182. Give Thanks to God, for Good Is He

1 Give thanks to God, for good is he:
his love abides forever.
To him all praise and glory be:
his mercy lasts forever.
His wondrous works with praise record:
his love abides forever.
The only God, the sovereign Lord:
his mercy lasts forever.

2 His wisdom made the heavens to be:
his love abides forever.
He spread the earth upon the sea:
his mercy lasts forever.
Praise him whose sun awakes the day:
his love abides forever.
The moon and stars his might display:
his mercy lasts forever.

3 He helped us in our deepest woes:
his love abides forever.
He ransomed us from all our foes:
his mercy lasts forever.
Each creature's need he will supply:
his love abides forever.
Give thanks to God, enthroned on high:
his mercy lasts forever.

Text Information
First Line: Give thanks to God, for good is he
Title: Give Thanks to God, for Good Is He
Meter: 87 87 D
Language: English
Publication Date: 1982
Scripture: ;
Topic: Commitment & Dedication; King, God/Christ as; Alternative Harmonizations (5 more...)
Source: Psalter, 1912, alt.
Tune Information
Composer: Arthur S. Sullivan (1875)
Meter: 87 87 D
Key: E♭ Major

Text Information:

Scripture References:
st. 1 = Ps. 136:1-4
st. 2 = Ps. 136:5-9
st. 3 = Ps. 136:23-26

This hymn of thankful praise is based on sections from Psalm 136, the great litany psalm. The litany refrain is captured in two alternating phrases about God's love and mercy that endure forever. The versification dates from the 1912 Psalter. See PHH 136 for more information on Psalm 136.

Liturgical Use:
See PHH 136.

--Psalter Hymnal Handbook

Tune Information:

Arthur S. Sullivan (PHH 46) composed CONSTANCE for James G. Small's hymn text "I've Found a Friend, O Such a Friend"; the sentiment of that text explains the tune title. That text and tune were published in the Swedenborgian New Church Hymn Book (1874).

CONSTANCE is a solid Victorian tune with a fine climax in the melody of its final line. Though not specifically designed for the responsorial performance Psalm 136 requires, CONSTANCE can be performed in a dramatic manner that would please its operatically oriented composer.
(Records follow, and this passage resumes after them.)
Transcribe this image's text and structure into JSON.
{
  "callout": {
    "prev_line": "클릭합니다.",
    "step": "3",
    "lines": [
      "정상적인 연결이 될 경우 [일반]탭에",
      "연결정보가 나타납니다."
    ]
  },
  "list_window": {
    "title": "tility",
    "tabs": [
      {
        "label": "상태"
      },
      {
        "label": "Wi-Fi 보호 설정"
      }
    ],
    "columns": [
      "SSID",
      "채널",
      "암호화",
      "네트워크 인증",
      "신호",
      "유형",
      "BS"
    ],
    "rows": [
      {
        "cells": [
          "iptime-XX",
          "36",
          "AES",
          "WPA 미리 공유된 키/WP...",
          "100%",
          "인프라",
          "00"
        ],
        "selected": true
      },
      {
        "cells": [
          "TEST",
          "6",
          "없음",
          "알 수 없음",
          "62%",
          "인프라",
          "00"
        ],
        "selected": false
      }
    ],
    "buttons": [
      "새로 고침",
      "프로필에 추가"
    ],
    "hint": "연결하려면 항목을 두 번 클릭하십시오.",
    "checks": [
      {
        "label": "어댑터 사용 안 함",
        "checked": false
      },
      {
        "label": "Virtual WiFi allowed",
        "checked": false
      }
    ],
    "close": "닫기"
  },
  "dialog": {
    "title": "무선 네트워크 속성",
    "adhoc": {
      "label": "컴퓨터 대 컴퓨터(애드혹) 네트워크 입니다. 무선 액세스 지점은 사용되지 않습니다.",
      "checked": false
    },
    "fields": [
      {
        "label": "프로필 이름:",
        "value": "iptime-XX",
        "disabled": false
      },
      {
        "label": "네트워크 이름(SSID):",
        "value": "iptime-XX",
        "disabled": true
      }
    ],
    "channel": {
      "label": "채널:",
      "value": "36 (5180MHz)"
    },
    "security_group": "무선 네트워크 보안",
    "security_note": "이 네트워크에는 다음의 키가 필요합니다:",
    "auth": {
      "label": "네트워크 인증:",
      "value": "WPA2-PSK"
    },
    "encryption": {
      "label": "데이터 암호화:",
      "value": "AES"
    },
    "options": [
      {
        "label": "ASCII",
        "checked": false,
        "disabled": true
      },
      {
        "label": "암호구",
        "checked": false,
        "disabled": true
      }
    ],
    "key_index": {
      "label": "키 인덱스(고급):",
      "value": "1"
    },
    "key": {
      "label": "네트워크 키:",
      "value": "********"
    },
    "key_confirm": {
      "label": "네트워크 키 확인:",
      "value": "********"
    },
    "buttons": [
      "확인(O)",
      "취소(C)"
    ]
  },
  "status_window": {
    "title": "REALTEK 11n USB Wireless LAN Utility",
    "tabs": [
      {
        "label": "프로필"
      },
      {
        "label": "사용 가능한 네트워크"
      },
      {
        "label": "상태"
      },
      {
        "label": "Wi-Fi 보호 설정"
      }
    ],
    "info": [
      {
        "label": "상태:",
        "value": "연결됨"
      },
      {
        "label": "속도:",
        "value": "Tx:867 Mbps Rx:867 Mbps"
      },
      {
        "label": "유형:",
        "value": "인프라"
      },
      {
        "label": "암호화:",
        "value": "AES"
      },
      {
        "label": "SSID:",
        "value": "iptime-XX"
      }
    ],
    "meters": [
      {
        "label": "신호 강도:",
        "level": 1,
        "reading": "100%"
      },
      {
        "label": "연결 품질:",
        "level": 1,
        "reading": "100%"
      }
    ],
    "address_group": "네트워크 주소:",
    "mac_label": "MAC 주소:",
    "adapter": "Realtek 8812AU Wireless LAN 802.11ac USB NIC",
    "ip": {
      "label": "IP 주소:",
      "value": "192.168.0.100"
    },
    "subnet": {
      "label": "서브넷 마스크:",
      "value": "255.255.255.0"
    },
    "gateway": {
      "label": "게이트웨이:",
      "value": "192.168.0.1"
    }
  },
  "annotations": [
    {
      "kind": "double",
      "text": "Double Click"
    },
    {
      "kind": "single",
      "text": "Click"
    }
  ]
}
Organists could change registration or let the congregation sing unaccompanied on the refrain phrases. Or have one part of the congregation (or the choir or a good soloist) sing the first half of each line, and have everyone respond with the second half of each line, preferably by singing in parts. Emily R. Brink (PHH 158) composed the alternative harmonization in 1987 for the Psalter Hymnal.